Note: If AdwCleaner prompts you an update is available, click Cancel and continue to uninstall.

Next ....

• Please download delfix and save it to your desktop.
• Right-click on delfix.exe and select " Run as administrator " to run it.
• Check the following boxes ...... then click on Run.
•  
  • Remove disinfection tools
  • Reset system settings
• Once it has finished, a notepad file named DelFix.txt will open. Post the contents of this notepad in your next reply.
• The log can also be located at the root of the system drive, C:\DelFix.txt.
• Please post me that log.

As well as removing files and folders created by the tools it removes, this should also re-set your file/folder view, so that you can no longer see hidden and system files, please let me know if it doesn't do that for you.

 

[Kirballer]

Fix result of Farbar Recovery Scan Tool (x64) Version: 17.01.2018 01
Ran by Kirby (18-01-2018 16:55:59) Run:14
Running from C:\Users\Kirby\Desktop
Loaded Profiles: Kirby (Available Profiles: Kirby)
Boot Mode: Normal
==============================================

fixlist content:
*****************
DeleteQuarantine:
EmptyTemp:
*****************

"C:\FRST\Quarantine" => removed successfully

=========== EmptyTemp: ==========

BITS transfer queue => 8151040 B
DOMStore, IE Recovery, AppCache, Feeds Cache, Thumbcache, IconCache => 20110511 B
Java, Flash, Steam htmlcache => 0 B
Windows/system/drivers => 2648410 B
Edge => 9728 B
Chrome => 0 B
Firefox => 79000790 B
Opera => 0 B

Temp, IE cache, history, cookies, recent:
Default => 0 B
Users => 0 B
ProgramData => 0 B
Public => 0 B
systemprofile => 0 B
systemprofile32 => 0 B
LocalService => 9022 B
NetworkService => 0 B
Kirby => 146562591 B

RecycleBin => 120292448 B
EmptyTemp: => 359.3 MB temporary data Removed.

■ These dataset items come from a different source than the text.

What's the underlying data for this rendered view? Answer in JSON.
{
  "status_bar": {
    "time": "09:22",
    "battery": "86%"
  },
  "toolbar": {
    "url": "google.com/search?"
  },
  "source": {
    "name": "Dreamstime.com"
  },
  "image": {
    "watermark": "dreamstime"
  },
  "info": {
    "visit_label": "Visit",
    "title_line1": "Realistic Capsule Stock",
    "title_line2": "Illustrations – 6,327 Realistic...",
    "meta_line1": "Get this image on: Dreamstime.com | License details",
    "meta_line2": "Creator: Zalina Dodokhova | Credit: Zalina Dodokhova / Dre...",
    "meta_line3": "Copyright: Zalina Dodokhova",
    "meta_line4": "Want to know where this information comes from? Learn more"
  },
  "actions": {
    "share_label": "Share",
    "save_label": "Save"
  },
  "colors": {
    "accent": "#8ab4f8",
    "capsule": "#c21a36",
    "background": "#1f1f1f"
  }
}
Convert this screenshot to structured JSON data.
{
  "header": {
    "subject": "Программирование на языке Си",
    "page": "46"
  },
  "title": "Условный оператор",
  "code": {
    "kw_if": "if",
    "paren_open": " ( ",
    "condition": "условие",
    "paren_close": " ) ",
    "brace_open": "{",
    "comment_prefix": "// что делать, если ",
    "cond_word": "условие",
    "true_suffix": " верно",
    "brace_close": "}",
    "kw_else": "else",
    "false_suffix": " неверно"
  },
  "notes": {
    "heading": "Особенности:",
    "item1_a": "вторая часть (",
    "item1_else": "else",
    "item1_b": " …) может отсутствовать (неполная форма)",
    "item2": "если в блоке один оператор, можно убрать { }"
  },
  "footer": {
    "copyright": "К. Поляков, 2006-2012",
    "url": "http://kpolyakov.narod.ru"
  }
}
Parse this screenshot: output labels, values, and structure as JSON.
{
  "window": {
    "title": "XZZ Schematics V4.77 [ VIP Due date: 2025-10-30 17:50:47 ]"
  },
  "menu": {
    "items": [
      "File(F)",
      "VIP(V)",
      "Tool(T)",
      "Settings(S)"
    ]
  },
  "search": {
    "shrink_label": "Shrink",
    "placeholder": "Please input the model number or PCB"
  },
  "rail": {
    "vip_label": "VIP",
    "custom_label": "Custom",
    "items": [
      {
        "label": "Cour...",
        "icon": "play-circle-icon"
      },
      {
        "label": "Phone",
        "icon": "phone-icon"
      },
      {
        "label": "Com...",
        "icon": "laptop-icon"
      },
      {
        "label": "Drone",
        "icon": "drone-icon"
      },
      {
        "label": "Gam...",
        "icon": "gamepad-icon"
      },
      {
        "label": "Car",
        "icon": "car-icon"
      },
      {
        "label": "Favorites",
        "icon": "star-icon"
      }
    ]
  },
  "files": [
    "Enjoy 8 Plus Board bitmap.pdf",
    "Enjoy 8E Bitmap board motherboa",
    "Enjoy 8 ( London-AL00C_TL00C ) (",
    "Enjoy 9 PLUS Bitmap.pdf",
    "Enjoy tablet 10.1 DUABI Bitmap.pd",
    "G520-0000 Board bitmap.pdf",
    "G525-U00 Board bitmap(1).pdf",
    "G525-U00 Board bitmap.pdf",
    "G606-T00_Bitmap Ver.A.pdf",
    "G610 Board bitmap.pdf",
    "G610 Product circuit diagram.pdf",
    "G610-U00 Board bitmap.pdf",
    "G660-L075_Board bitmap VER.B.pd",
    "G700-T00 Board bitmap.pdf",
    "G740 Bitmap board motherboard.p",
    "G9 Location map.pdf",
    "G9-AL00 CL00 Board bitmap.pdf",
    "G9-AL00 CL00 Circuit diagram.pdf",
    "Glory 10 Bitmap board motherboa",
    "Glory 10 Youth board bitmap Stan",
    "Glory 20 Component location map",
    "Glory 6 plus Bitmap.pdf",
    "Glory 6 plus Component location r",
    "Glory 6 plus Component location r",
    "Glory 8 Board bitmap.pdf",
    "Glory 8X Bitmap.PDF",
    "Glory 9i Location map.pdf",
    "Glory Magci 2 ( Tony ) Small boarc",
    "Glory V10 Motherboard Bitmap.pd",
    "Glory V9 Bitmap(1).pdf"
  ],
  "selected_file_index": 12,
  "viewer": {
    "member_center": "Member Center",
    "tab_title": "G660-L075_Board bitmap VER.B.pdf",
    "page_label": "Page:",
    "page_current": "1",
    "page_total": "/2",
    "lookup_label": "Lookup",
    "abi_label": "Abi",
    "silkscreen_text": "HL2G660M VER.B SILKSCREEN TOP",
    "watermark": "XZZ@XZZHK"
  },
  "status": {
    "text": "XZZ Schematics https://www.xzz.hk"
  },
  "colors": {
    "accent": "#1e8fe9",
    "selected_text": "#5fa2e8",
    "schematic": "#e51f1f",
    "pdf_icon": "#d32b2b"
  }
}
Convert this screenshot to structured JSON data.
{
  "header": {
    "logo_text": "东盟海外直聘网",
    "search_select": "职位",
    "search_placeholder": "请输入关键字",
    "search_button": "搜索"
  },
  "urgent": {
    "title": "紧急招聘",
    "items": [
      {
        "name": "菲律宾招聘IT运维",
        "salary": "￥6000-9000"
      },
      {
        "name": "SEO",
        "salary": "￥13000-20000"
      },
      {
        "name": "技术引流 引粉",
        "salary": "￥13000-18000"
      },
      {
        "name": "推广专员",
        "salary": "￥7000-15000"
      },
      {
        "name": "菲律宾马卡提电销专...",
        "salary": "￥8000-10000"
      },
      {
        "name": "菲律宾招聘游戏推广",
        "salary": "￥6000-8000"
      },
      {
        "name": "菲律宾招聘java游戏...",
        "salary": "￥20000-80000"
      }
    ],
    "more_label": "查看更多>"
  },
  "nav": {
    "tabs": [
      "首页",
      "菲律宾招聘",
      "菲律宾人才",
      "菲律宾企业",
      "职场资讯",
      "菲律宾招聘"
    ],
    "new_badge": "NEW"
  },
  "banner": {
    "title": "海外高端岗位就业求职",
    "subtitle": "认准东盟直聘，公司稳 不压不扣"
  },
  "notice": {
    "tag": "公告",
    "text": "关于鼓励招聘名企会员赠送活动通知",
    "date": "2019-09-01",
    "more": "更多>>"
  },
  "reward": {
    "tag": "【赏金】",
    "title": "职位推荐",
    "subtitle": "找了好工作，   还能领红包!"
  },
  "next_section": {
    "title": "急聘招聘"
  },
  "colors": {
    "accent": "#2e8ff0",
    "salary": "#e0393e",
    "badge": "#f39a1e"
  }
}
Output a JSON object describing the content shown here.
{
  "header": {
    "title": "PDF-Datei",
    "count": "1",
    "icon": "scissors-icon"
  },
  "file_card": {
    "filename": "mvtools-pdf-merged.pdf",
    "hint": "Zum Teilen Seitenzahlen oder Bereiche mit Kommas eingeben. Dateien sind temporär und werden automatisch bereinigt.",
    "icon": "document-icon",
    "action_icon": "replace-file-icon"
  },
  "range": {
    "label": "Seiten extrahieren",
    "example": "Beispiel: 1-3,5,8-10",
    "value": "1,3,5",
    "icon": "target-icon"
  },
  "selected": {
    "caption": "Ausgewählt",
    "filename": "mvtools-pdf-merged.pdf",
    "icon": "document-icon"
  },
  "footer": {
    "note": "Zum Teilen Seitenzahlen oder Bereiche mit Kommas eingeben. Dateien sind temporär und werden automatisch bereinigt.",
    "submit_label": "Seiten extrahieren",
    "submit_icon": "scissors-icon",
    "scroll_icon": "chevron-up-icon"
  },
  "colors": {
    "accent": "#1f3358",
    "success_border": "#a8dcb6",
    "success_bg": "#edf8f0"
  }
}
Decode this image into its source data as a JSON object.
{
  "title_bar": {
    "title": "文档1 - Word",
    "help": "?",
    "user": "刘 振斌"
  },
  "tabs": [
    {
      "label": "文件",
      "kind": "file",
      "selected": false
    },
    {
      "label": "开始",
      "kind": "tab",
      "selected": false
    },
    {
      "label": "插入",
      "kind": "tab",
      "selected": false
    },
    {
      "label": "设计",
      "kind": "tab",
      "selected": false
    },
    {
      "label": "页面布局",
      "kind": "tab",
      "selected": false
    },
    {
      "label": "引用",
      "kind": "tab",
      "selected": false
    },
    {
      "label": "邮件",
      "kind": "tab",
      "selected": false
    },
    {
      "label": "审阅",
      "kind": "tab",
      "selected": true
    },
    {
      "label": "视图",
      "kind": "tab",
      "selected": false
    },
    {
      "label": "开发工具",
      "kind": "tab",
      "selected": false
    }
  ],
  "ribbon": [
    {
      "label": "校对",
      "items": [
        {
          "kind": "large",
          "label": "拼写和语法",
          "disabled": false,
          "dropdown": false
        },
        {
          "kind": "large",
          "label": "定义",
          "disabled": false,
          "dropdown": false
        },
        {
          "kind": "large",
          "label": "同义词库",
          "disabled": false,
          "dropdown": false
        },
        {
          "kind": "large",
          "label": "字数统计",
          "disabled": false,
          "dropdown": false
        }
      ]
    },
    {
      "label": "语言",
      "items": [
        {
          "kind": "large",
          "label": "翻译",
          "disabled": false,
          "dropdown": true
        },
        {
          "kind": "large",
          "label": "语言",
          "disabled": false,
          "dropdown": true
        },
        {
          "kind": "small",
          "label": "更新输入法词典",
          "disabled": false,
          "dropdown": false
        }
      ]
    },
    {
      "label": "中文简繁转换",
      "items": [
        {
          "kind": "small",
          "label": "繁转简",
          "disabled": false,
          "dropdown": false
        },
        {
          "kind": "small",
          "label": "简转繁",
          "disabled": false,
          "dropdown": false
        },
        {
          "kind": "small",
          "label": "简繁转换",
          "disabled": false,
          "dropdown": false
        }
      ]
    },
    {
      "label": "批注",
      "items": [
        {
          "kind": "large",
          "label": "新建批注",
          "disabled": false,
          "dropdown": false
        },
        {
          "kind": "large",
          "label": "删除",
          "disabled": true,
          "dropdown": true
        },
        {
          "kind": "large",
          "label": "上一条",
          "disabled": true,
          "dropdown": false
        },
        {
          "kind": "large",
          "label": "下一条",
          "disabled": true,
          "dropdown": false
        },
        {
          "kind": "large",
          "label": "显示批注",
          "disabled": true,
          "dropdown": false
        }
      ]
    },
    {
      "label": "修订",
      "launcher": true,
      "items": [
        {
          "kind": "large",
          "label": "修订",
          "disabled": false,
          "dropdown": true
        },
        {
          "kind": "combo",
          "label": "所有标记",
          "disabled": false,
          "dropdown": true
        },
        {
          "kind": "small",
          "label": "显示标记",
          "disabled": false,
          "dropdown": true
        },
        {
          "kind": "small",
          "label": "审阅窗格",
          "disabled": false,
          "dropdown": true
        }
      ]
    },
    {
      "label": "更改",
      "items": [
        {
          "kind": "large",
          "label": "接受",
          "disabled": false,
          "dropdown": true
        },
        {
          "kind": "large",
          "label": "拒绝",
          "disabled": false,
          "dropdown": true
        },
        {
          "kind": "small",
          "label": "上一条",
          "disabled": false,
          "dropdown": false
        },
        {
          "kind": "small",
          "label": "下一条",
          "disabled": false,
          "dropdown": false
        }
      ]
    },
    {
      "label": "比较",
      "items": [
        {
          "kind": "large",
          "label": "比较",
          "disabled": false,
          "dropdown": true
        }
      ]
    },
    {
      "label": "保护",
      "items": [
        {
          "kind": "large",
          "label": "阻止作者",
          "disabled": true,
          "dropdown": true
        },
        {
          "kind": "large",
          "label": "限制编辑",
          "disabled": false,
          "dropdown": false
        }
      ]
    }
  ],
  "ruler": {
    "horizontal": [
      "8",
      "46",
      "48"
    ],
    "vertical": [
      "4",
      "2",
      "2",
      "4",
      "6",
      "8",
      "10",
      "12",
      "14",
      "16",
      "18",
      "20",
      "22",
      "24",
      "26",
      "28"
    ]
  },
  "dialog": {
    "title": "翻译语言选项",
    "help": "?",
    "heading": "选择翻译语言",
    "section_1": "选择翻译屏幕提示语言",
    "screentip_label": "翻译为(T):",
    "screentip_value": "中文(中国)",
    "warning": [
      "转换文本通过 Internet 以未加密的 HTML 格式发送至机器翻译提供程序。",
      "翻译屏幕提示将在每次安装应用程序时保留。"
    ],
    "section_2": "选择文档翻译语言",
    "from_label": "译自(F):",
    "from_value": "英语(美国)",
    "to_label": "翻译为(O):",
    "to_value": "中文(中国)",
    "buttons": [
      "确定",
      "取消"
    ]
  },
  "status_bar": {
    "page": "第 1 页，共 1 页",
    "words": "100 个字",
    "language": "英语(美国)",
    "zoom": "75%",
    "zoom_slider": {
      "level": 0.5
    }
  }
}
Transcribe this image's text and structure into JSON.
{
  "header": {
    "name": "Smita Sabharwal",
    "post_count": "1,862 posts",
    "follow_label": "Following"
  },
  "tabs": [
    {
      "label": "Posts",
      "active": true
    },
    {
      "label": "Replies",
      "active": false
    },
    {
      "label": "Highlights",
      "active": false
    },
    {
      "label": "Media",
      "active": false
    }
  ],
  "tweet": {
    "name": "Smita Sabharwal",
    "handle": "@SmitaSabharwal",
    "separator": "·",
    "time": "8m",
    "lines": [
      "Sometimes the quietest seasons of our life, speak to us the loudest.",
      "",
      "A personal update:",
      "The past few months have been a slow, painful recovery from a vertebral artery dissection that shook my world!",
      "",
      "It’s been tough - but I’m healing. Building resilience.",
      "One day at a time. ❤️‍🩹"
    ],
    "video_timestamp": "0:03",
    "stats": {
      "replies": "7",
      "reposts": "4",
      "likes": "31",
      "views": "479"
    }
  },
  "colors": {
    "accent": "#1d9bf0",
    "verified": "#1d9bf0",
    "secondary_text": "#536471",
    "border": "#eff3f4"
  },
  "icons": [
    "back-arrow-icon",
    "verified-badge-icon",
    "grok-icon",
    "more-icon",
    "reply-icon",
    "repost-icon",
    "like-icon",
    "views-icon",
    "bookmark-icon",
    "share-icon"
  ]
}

================================


The system needed a reboot.

==== End of Fixlog 16:56:20 ====

[Kirballer]

# DelFix v1.010 - Logfile created 18/01/2018 at 17:00:38
# Updated 26/04/2015 by Xplode
# Username : Kirby - KIRBY
# Operating System : Windows 10 Home  (64 bits)

~ Removing disinfection tools ...

Deleted : C:\FRST
Deleted : C:\Users\Kirby\Desktop\FRST-OlderVersion
Deleted : C:\Users\Kirby\Desktop\Fixlog.txt
Deleted : C:\Users\Kirby\Desktop\FRST64.exe
Deleted : C:\Users\Kirby\Downloads\FRST64.exe

~ Resetting system settings ... OK

########## - EOF - ##########
 

[Gary R]

Are you still seeing the "hidden" files and folders you could see earlier ?

 

If you are let me know.

 

If not, then I think we're pretty much finished, unless you have any remaining problems that we haven't dealt with.

 

If so, then please let me know what they are.

 

If not .....

 

Please read the article below which will give you a few suggestions for how to minimise your chances of getting another infection.

• Computer Security - a short guide to staying safer online

 

I wrote it a few years back, and some of it is a bit dated now, but the fundamental points it makes are still valid.

 

 

[Kirballer]

The files are hidden again and my only other question is about Google Chrome. Should I be alright to download it from another web browser?

 

Thank you so much for the help and patience along the way. I'll be reading your guide on safety shortly and will be more careful.

[Gary R]

You're welcome. 

 

Glad we were able to resolve things.

 

As far as Chrome goes, sure it's OK to install a new clean copy. The only reason we uninstalled it was because Chrome protects its files and settings, and sometimes the most pragmatic way to rectify any problems with it is to start out fresh again.

 

I'll leave this topic open for 24 hours before I close it. If you have any problems during that period just post here.

 

Good luck, and keep safe.

[Gary R]

Since this issue appears to be resolved ... this Topic has been closed. Glad we could help.

If you're the topic starter, and need this topic reopened, please contact a staff member with the address of the thread.

Everyone else please begin a New Topic.